Center Wavelength [nm]
This is the average or mean wavelength based on two points on the curve at the same transmittance level. A typical level is at Full Width Half Maximum (FWHM) or -3dB. At this level any ripple or other pass-band defect will not effect the center wavelength calculation.
Pass-band (PB) [nm]
This is a region of high transmittance. It is usually specified by a pass-band width, peak IL and ripple. The pass-band width is specified in nm at a certain transmittance level relative to the peak transmittance.
e.g. PB @ -0.3 dB: 1530nm-1570 nm
The pass-band can also be specified by defining a cent er wavelength (CWL) and pass-band width.
e.g. CWL @ -0.3 dB: 1550+/-0.5 nm
PB @ -0.3dB > 40 nm
Reflect-band (RB) [nm]
This is a region of high reflectance. It is specified by a reflect-band width in nm at a certain transmittance level relative to the peak transmittance, e.g.,
RB @ -30dB:1450-1525 nm and 1575-1630 nm
The reflect-band can also be specified by defining a center wavelength (CWL), reflect-band width and operating wavelength range, e.g.,
RB @ -30 dB < 50 nm
Operating Range 1450-1630 nm
This is the region between a pass-band and a reflect band. This regions is called a dead-band or roll-off region and it does not typically contain any transmittance specifications. The roll-off slope is usually inherent in the pass-band and the reflect-band specifications.
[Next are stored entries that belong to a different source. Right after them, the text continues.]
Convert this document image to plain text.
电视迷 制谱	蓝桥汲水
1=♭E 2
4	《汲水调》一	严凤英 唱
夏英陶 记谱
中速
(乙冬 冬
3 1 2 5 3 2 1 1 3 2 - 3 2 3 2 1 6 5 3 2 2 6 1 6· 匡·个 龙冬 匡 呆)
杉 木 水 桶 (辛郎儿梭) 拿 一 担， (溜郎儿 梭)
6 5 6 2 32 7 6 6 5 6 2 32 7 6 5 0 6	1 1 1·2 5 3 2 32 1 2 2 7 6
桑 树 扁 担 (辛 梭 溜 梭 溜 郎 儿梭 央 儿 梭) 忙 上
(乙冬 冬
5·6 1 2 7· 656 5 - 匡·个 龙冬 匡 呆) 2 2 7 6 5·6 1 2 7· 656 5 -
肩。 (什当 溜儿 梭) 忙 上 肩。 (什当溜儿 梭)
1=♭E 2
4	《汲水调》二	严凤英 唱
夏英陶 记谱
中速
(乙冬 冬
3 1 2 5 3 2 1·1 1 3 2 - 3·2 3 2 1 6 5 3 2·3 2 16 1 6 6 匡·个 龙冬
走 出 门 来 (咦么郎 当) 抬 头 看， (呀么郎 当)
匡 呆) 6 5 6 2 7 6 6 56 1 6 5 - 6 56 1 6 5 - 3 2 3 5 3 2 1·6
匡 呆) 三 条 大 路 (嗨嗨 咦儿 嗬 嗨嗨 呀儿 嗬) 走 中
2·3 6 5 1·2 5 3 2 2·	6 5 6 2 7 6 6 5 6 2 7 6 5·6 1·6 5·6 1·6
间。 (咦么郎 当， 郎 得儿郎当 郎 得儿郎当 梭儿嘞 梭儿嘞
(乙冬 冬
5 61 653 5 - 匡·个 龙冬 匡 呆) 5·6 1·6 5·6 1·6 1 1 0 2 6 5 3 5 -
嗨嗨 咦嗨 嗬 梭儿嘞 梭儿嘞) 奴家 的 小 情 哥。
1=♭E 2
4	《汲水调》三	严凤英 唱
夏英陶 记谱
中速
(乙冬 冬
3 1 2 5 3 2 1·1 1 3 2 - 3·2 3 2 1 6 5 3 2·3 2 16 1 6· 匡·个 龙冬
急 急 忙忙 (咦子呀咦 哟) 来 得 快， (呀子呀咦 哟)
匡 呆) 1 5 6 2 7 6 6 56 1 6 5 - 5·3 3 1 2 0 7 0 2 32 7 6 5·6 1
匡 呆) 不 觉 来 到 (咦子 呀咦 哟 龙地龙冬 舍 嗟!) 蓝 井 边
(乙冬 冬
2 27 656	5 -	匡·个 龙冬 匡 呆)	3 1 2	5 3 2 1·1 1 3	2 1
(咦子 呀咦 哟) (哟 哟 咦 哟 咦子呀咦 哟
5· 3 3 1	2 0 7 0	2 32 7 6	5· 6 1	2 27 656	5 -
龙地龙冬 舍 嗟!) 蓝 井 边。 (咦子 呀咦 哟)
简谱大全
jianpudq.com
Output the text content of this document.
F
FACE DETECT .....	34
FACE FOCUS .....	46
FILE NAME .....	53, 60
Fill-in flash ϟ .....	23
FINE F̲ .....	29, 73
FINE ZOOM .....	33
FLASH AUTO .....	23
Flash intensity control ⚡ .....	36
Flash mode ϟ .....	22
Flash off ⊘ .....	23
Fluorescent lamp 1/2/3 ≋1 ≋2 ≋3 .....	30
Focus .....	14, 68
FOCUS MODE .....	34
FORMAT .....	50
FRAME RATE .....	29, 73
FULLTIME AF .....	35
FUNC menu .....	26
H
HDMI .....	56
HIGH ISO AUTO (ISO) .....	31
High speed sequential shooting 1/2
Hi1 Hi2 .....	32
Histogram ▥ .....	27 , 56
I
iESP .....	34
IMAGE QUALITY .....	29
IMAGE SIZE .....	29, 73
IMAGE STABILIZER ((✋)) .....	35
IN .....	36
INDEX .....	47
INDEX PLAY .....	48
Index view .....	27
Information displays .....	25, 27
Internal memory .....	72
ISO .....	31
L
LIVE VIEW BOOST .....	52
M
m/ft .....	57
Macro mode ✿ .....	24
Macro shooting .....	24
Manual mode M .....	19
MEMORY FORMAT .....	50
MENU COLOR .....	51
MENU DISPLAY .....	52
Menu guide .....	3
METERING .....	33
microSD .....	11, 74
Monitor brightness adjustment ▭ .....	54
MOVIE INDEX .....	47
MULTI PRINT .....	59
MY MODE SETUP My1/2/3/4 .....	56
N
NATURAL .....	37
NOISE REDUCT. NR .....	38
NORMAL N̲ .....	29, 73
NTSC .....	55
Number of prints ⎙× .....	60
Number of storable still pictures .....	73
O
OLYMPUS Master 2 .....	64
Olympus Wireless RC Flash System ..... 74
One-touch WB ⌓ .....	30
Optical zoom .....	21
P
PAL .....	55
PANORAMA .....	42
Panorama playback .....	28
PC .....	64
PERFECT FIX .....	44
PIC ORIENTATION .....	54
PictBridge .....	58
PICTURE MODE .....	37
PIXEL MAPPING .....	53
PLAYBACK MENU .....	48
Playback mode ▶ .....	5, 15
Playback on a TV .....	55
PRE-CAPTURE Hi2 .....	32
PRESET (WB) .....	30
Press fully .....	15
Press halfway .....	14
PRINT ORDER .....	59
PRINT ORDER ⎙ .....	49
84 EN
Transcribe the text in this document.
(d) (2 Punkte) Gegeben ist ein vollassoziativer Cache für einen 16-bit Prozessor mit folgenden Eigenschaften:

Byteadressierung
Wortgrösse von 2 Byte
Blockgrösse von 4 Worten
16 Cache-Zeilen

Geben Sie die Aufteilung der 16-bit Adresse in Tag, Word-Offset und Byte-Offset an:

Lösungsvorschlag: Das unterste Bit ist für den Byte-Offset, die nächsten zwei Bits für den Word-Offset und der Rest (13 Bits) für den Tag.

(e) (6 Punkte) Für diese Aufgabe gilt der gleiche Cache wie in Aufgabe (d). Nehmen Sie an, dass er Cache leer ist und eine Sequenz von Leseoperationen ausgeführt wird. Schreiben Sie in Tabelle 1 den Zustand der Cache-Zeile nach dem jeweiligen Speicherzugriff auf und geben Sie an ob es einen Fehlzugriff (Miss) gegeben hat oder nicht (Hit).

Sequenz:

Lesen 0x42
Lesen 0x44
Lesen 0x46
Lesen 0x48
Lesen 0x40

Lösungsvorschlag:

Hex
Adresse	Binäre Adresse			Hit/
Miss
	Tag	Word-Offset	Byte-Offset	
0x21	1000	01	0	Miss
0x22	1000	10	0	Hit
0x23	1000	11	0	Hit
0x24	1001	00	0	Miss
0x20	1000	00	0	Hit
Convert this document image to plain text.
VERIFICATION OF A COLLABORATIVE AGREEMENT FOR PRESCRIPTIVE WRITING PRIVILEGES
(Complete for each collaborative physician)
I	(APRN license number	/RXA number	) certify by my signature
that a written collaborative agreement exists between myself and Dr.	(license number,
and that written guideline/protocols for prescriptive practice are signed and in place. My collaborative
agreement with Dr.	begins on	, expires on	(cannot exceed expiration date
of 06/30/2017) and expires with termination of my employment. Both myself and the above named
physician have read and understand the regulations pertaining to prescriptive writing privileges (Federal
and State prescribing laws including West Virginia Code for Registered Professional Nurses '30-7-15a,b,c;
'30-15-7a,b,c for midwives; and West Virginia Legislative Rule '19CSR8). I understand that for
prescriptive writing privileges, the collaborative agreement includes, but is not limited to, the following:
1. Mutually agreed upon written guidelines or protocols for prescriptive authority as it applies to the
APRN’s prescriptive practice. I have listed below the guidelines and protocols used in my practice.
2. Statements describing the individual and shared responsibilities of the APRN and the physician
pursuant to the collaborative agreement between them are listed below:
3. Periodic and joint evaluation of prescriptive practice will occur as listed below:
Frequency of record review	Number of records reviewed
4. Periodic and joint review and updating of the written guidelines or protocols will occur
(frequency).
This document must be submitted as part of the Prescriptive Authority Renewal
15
Polarization Dependent Loss (PDL) [dB]
Polarization Dependent Loss (PDL) can be defined as the maximum change observed in transmittance or reflectance at a given wavelength as the light is cycled through all possible polarization states. The PDL can be calculated based on the difference between the s- and p-polarization states of light, i.e.,
Transmittance PDL(l) [dB] = Ts(l) [dB] – Tp(l) [dB]
Peak insertion loss is the value of maximum transmission in the passband.
Peak IL = T(lPeak) [dB]
e.g. Peak IL < 0.1 dB within passband
Usually the passband ripple is specified as the difference between the maximum and minimum transmittance in the passband width (see above figure). Note that this passband ripple is different from that of a substrate etalon ripple.
Reflectance Isolation [dB]
This is difference between the maximum reflectance in the pass-band and the minimum reflectance in the reflect-band. The minimum reflectance in the reflect-band is very often close to 0 dB so that the reflection isolation is typically dominated by the maximum reflectance in the passband. For filters with no absorption, the transmittance and reflectance must add up to unity. Hence, there is often a relationship between the specified reflection isolation in the passband and the sum of the peak IL and ripple in the passband, i.e.,
If the reflection isolation is specified to be -15 dB (corresponding to a reflectance of 3.2 %), then as T+R =1, the minimum transmittance in the passband is given by T=100-3.2=96.8 % which is equivalent to a 0.14 dB transmittance loss. Hence, to achieve a reflectance isolation of -15 dB, the transmittance loss must be less than 0.14 dB. Note that if a minimum allowed transmittance loss of 0.2 dB is specified along with a reflectance isolation of -15 dB, then the overriding transmittance loss to achieve the necessary reflectance isolation is 0.14 dB.